Begin juni 1984 is het EPAF-detachement gepakt en gezakt om de ferry-flight
naar Nellis AFB aan te vatten. Red Flag 84/4 here we come.
BEGIN
PAGINA.
De ferry-flight naar Nellis AFB.
Woensdag 6 juni wordt de grote dag. Het is de bedoeling dat ‘s anderendaags de
12 F-16’s en alle personeel en materieel voet aan wal zetten in Nellis AFB. Zo
hebben we nog enkele dagen de tijd om ons te installeren en ons aan te passen
aan het tijdsverschil van 9 uur. In alle geval zal de eerste vlucht van Red Flag
84/4 plaats hebben op maandag 11 juni.
Het vertrek van de F-16’s uit hun respectievelijke thuisbases verloopt
vlekkeloos. Onze exemplaren- de FB-19, de FA-57, de FA-61 en de FA-64 verlaten
Kleine Brogel in de vroege ochtend. De B-727 vertrekt vanuit Melsbroek
volgepropt met EPAF-personeel en materieel. De C-130 met aan boord het "servicing
and repair team" is tot de nok gevuld met de FAK en ander onmisbaar
materiaal. Het toestel zal de EPAF-vloot volgen en instaan voor eventuele
herstellingen tijdens de tussenlandingen.

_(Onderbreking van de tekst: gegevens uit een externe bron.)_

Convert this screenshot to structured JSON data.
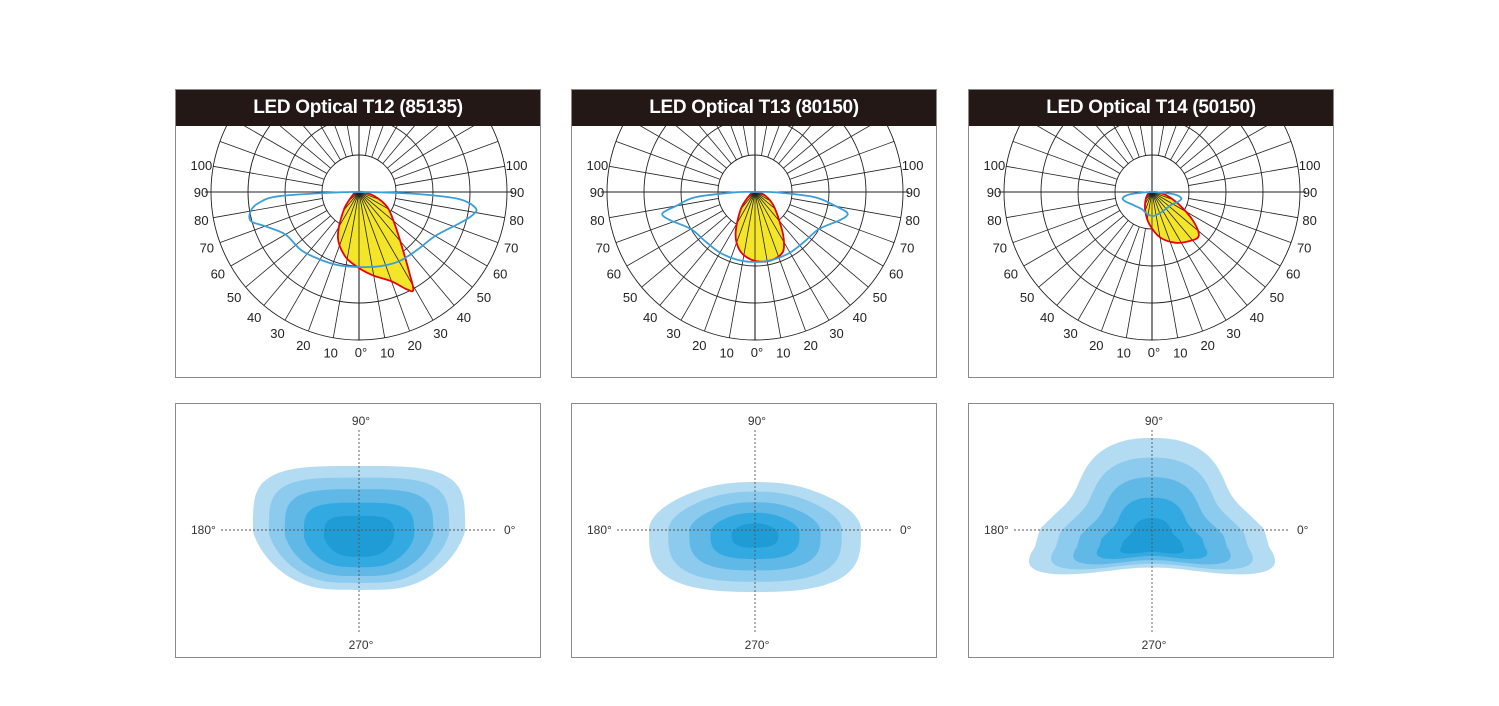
{
  "panels": [
    {
      "title": "LED Optical T12 (85135)",
      "polar": {
        "shape": "t12"
      },
      "isolux": {
        "shape": "t12"
      }
    },
    {
      "title": "LED Optical T13 (80150)",
      "polar": {
        "shape": "t13"
      },
      "isolux": {
        "shape": "t13"
      }
    },
    {
      "title": "LED Optical T14 (50150)",
      "polar": {
        "shape": "t14"
      },
      "isolux": {
        "shape": "t14"
      }
    }
  ],
  "polar_labels": {
    "side": [
      "100",
      "90",
      "80",
      "70",
      "60",
      "50",
      "40",
      "30",
      "20",
      "10"
    ],
    "zero": "0°"
  },
  "isolux_labels": {
    "top": "90°",
    "left": "180°",
    "right": "0°",
    "bottom": "270°"
  },
  "colors": {
    "title_bg": "#231815",
    "grid": "#222222",
    "red_curve": "#e60012",
    "yellow_fill": "#f5e529",
    "blue_curve": "#3a9fd8",
    "isolux_levels": [
      "#b3dcf2",
      "#8ccbee",
      "#5fb8e6",
      "#33a9e1",
      "#1f9bd6"
    ]
  }
}
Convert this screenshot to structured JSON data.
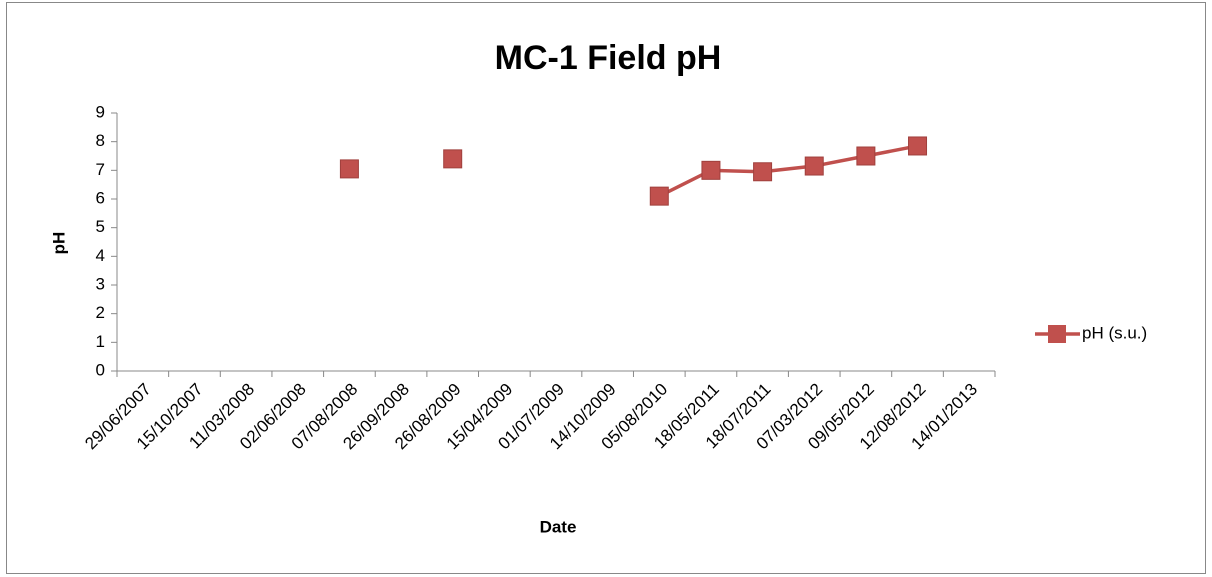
{
  "chart_data": {
    "type": "line",
    "title": "MC-1 Field pH",
    "x_label": "Date",
    "y_label": "pH",
    "categories": [
      "29/06/2007",
      "15/10/2007",
      "11/03/2008",
      "02/06/2008",
      "07/08/2008",
      "26/09/2008",
      "26/08/2009",
      "15/04/2009",
      "01/07/2009",
      "14/10/2009",
      "05/08/2010",
      "18/05/2011",
      "18/07/2011",
      "07/03/2012",
      "09/05/2012",
      "12/08/2012",
      "14/01/2013"
    ],
    "series": [
      {
        "name": "pH (s.u.)",
        "color": "#c0504d",
        "values": [
          null,
          null,
          null,
          null,
          7.05,
          null,
          7.4,
          null,
          null,
          null,
          6.1,
          7.0,
          6.95,
          7.15,
          7.5,
          7.85,
          null
        ]
      }
    ],
    "ylim": [
      0,
      9
    ],
    "yticks": [
      0,
      1,
      2,
      3,
      4,
      5,
      6,
      7,
      8,
      9
    ],
    "legend": "right"
  }
}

Op de parkeervloer te Kevlavik in IJsland zijn alle F-16’s en de B-727 stipt op
het appel aanwezig. Er zijn geen technische problemen dus kunnen de reserve
F-16’s huiswaarts keren. Na een vlotte tankbeurt en na de bevestiging te hebben
ontvangen dat de Deense Gulfstream zijn SAR-opdracht al begonnen is, kunnen de
EPAFs, per formatie van 4 F-16’s, aan de grote oversteek van de Atlantische
Oceaan beginnen met Goose Bay in Labrador als volgende tussenstop.
Enkele uren
later vinden we de volledige EPAF-groep terug in Goose Bay. De bevoorrading van
brandstof verloopt er redelijk vlot dank zij de hulp van enkele van onze
crewchiefs die in hun reisplunje alles in het werk stellen om het geplande
schema van de ferry-flight te respecteren. Het vullen van onze
zuurstofflessen nemen zij trouwens volledig op zich. Ondanks alle vooraf
gemaakte afspraken met de Canadese cross-servicing van Goose Bay, blijken
zij hun taak wat onderschat te hebben. Nadat de Belgische ferry-flight
piloten hun dompelpakken voor een wat meer comfortabele reiskledij verwisselen,
kan de B-727 als eerste zijn reis verder zetten met Wright Patterson AFB,
gelegen bij Dayton in het hartje van Ohio, als volgende bestemming.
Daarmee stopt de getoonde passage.